Ally's past mistakes were still past mistakes and Ali's present ones did nothing to change this. When Ali did not show signs of becoming a better Ally, Ally blamed Ali for not being the Al that she felt he should have been and blamed herself, her past self, her future self and a trifecta of portraits of a different Ali to that which really existed in the past, present or future. But really it was a mistake to paint an honest face on an already dishonest portrait.
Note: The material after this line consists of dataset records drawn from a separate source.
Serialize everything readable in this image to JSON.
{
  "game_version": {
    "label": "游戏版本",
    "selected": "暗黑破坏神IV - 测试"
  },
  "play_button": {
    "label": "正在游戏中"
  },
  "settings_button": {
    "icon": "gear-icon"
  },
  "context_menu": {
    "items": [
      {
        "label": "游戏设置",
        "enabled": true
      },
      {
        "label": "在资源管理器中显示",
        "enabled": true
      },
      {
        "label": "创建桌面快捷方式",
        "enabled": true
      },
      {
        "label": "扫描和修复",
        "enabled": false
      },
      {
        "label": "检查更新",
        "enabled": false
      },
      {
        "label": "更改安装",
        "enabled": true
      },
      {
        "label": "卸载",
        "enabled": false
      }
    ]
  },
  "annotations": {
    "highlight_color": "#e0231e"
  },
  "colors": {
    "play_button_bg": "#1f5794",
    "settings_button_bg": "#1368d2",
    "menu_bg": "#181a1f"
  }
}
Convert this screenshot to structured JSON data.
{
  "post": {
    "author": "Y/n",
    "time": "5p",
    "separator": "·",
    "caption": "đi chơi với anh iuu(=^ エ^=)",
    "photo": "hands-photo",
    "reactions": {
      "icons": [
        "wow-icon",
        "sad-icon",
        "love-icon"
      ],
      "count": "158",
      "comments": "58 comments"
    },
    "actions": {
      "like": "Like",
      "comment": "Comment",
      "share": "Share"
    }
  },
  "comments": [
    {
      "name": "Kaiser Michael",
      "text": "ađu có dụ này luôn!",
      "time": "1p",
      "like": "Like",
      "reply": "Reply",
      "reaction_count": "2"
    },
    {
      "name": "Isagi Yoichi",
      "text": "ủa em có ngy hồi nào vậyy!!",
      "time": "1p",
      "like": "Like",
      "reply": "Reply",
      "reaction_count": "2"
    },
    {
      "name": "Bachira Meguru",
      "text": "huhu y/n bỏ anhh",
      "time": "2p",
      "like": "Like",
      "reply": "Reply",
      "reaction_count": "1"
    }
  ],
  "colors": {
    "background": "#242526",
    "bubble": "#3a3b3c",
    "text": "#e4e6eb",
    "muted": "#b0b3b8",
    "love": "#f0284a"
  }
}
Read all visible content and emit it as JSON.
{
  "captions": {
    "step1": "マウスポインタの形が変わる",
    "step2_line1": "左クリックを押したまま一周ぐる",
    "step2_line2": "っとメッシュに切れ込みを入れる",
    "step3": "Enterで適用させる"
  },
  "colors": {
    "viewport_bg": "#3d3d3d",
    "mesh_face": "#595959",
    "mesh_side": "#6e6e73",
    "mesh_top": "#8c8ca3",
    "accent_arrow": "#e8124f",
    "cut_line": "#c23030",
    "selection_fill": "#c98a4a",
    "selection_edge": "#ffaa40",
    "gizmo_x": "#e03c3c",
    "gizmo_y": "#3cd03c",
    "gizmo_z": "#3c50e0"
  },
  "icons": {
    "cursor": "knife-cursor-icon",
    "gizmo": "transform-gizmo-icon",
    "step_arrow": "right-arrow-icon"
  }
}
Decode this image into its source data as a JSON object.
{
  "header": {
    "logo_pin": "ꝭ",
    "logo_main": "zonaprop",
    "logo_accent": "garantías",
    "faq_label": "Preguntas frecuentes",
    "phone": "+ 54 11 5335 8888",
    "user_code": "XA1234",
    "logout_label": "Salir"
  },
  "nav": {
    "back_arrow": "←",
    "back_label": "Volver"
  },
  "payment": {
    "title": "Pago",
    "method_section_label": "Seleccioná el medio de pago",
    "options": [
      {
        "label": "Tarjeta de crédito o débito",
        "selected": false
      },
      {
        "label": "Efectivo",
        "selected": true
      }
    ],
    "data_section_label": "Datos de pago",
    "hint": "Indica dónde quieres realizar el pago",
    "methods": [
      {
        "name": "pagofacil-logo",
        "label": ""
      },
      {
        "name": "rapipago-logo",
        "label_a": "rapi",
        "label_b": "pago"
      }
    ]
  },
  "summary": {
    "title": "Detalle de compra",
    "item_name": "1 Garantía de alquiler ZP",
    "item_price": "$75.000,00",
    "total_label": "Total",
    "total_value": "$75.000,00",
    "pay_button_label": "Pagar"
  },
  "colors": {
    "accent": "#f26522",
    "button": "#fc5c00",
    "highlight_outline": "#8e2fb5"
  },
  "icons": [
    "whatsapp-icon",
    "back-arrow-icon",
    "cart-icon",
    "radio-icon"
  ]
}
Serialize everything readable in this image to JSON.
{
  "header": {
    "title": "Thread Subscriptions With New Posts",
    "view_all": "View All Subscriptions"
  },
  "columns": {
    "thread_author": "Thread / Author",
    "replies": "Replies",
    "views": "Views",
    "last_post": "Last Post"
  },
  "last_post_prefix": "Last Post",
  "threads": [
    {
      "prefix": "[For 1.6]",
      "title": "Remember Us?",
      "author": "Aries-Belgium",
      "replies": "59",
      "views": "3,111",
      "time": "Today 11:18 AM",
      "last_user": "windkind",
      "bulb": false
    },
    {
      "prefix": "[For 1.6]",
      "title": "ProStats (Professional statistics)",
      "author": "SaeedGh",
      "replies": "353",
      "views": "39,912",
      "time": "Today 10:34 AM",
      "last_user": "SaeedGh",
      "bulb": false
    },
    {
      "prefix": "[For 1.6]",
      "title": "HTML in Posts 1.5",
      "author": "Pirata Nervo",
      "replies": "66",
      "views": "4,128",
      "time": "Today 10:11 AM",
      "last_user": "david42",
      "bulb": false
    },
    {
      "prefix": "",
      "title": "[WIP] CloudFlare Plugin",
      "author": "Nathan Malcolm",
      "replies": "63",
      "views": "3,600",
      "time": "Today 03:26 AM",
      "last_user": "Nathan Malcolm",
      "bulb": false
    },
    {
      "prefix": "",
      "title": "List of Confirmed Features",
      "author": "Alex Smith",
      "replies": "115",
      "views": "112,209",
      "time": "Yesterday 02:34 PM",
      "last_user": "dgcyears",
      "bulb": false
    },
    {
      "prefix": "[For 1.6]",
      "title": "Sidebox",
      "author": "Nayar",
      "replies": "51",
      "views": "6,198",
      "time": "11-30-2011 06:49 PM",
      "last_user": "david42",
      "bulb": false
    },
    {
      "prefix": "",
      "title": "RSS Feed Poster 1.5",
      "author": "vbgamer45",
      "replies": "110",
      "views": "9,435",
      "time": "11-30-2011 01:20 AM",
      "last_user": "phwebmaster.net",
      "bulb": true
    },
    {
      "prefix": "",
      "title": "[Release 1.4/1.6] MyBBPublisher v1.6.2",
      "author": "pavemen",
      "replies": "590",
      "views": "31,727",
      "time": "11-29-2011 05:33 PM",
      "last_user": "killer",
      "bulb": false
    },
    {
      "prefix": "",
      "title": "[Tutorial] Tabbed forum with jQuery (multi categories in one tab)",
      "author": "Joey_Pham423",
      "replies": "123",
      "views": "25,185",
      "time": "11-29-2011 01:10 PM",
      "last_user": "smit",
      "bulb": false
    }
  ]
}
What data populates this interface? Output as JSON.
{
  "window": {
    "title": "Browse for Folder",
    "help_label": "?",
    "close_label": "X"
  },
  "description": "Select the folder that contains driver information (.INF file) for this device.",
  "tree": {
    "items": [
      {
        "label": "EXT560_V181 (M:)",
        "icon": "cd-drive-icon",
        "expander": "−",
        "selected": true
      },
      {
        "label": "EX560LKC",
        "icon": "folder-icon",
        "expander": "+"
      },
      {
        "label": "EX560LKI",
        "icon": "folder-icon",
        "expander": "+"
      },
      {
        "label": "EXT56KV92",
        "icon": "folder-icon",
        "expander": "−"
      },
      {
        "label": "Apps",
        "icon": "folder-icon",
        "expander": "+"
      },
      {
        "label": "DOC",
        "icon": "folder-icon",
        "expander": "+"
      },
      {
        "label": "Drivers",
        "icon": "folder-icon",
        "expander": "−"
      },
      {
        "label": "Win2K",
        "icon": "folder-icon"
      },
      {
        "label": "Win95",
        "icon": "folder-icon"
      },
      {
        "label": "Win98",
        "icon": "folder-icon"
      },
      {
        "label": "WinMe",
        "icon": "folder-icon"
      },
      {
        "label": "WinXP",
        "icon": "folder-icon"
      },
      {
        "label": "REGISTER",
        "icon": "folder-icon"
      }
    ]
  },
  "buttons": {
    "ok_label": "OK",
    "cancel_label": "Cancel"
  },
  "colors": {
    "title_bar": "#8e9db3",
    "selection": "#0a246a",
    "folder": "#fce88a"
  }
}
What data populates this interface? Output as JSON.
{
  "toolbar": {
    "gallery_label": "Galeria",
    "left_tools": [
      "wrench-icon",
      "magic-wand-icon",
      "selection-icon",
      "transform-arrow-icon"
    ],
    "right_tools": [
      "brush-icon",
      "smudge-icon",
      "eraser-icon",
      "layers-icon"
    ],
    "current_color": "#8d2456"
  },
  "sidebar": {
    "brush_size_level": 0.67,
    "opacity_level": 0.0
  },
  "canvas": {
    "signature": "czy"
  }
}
It is always a mistake to overlay one's self onto the selves in one's charge because cannot be more than one, as in it can only ever be a singular, and every other singular only a singular and not a plural form and so, either one judges oneself as oneself or one judges another one as oneself; something that is always a fallacy of being. One cannot be more than one man or women, and when children are involved they are not a multitude of ones, or rather, they are each ones in their own right, stood as they are beneath one head and in one's charge. One must remain one, and , that is to say, share one's self by being one's self and knowing that every other self is just as unique and just, but not exactly as unique and just as the self, that is your self, or one self, that views it. Ally thought that Ali could atone for past mistakes, but Ally forgot. The past is past, and the future is a place where other people live.